Additionally, average villa sales prices fell by 1 percent in Q4, with the Al Raha Beach Area falling more than 4 percent from AED 1,348 per square foot to AED 1,282 per square foot.
Abu Dhabi’s rental market demonstrated similar trends, with an overall decline in rental prices of 2 percent and 1 percent for apartments and villas, respectively, echoing results from the previous quarter.
“Shrinking company housing allowances and excess rental supply exerted downward pressure on rental prices in the emirate,” Vucinic added. “Vacancies in some locations, such as Al Raha Beach, surged over the quarter as residents downsized their accommodation or moved to more affordable communities.”
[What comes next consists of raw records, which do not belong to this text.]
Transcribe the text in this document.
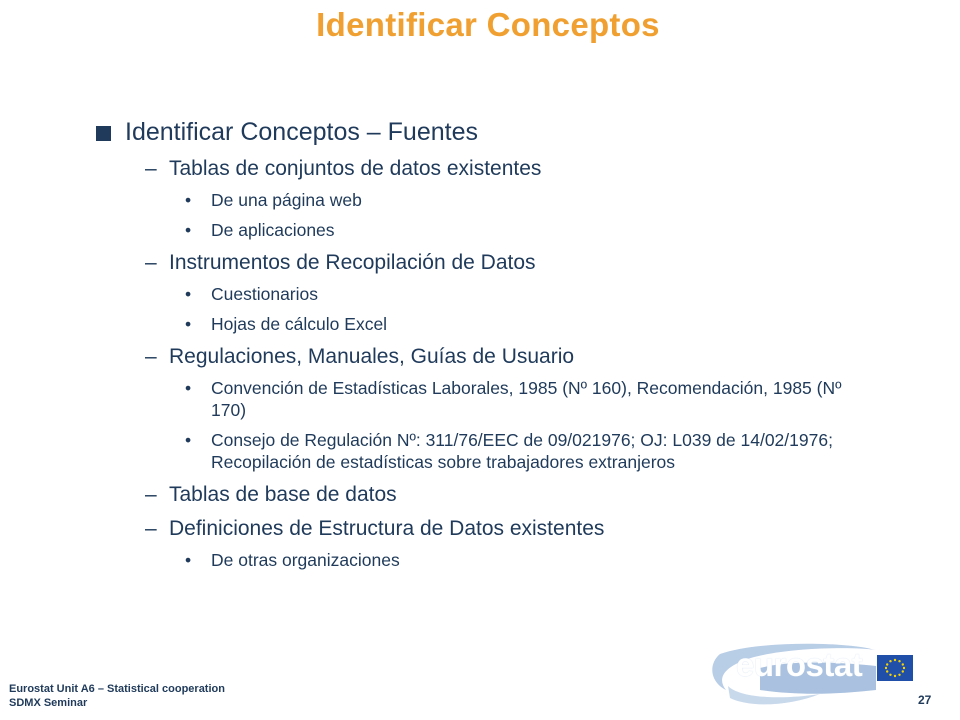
Identificar Conceptos
Identificar Conceptos – Fuentes
– Tablas de conjuntos de datos existentes
•	De una página web
•	De aplicaciones
– Instrumentos de Recopilación de Datos
•	Cuestionarios
•	Hojas de cálculo Excel
– Regulaciones, Manuales, Guías de Usuario
•	Convención de Estadísticas Laborales, 1985 (Nº 160), Recomendación, 1985 (Nº 170)
•	Consejo de Regulación Nº: 311/76/EEC de 09/021976; OJ: L039 de 14/02/1976; Recopilación de estadísticas sobre trabajadores extranjeros
– Tablas de base de datos
– Definiciones de Estructura de Datos existentes
•	De otras organizaciones
Eurostat Unit A6 – Statistical cooperation
SDMX Seminar	27
eurostat
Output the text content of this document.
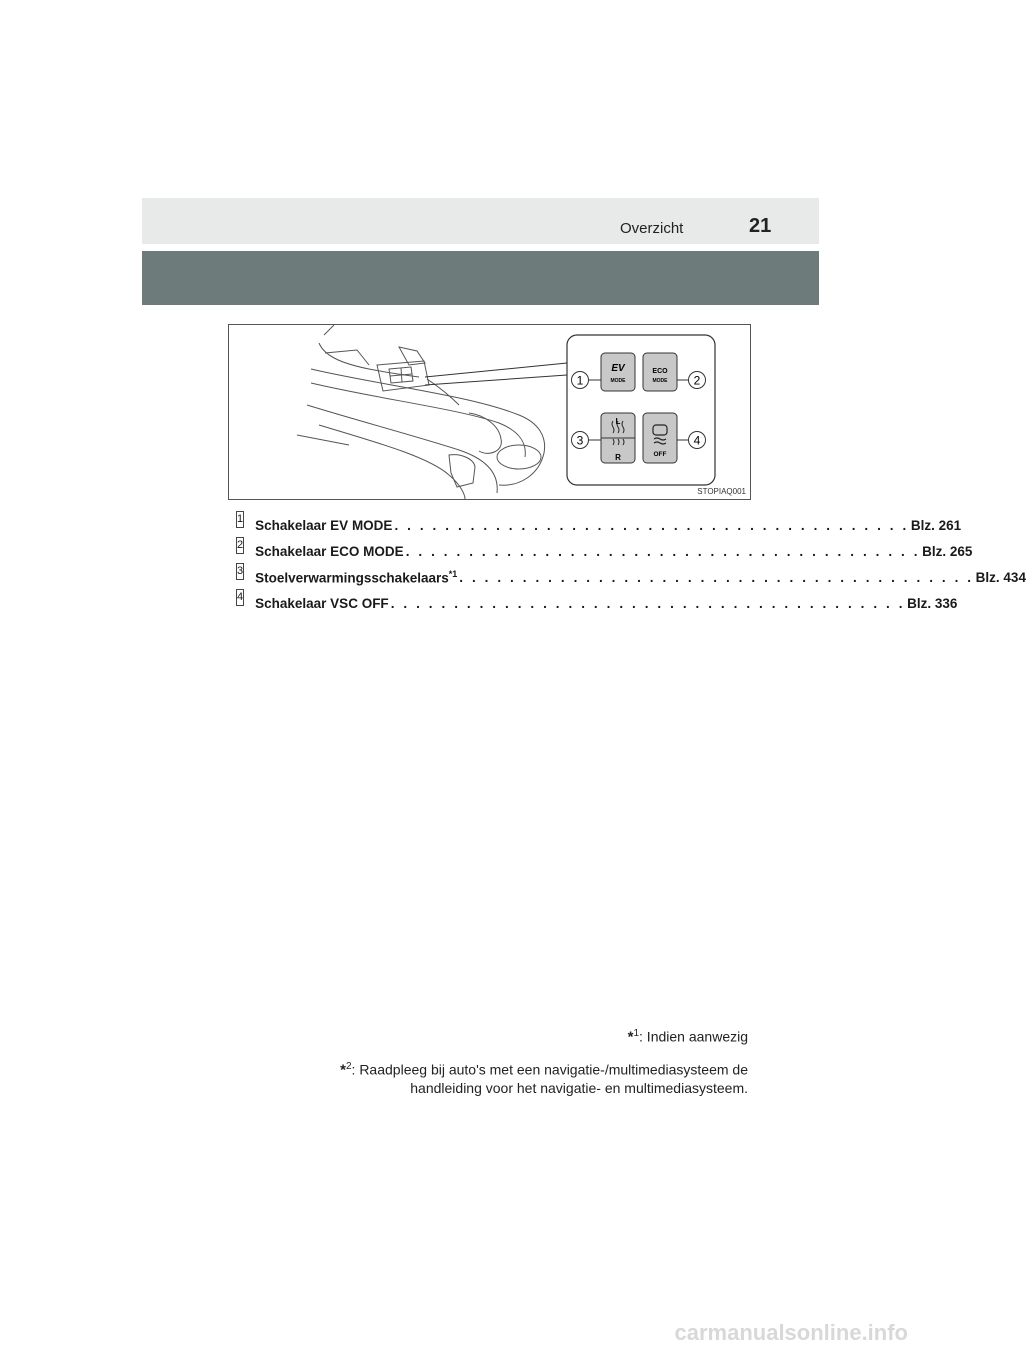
Overzicht	21
EV
MODE
ECO
MODE
L
R	OFF
1	2
3	4
STOPIAQ001
1 Schakelaar EV MODE . . . . . . . . . . . . . . . . . . . . . . . . . . . . . . . . . . . . . . . . . Blz. 261
2 Schakelaar ECO MODE . . . . . . . . . . . . . . . . . . . . . . . . . . . . . . . . . . . . . . . . . Blz. 265
3 Stoelverwarmingsschakelaars$^{*1}$ . . . . . . . . . . . . . . . . . . . . . . . . . . . . . . . . . . . . . . . . . Blz. 434
4 Schakelaar VSC OFF . . . . . . . . . . . . . . . . . . . . . . . . . . . . . . . . . . . . . . . . . Blz. 336
*$^1$: Indien aanwezig
*$^2$: Raadpleeg bij auto's met een navigatie-/multimediasysteem de
handleiding voor het navigatie- en multimediasysteem.
carmanualsonline.info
Downsizing, however, was positive news for investors, with rents for one-bedroom apartments in Al Khalidiya rising by 7 percent.
In the villa market, Al Reef and Reem Island emerged as preferred locations. In Al Reef, for example, a typical three-bedroom villa could be rented for AED 120,000 a year, with preferential leasing terms for some residents.
In overall terms, the mix of high-performing areas changed in Q4, with Saadiyat Island being the best performing area in the apartment segment and Khalifa City showing positive trends in the villa segment. Mohammed bin Zayed City registered the highest increase in villa rents at almost 2 percent, bucking the wider market trend.
“There is a likelihood of positive economic sentiment emerging from ADNOC’s recent announcement to invest $109 billion in growth strategies,” Vucinic noted. “This plan could be the turning point for Abu Dhabi’s real estate sector as it could generate new jobs and therefore renewed demand for residential property.”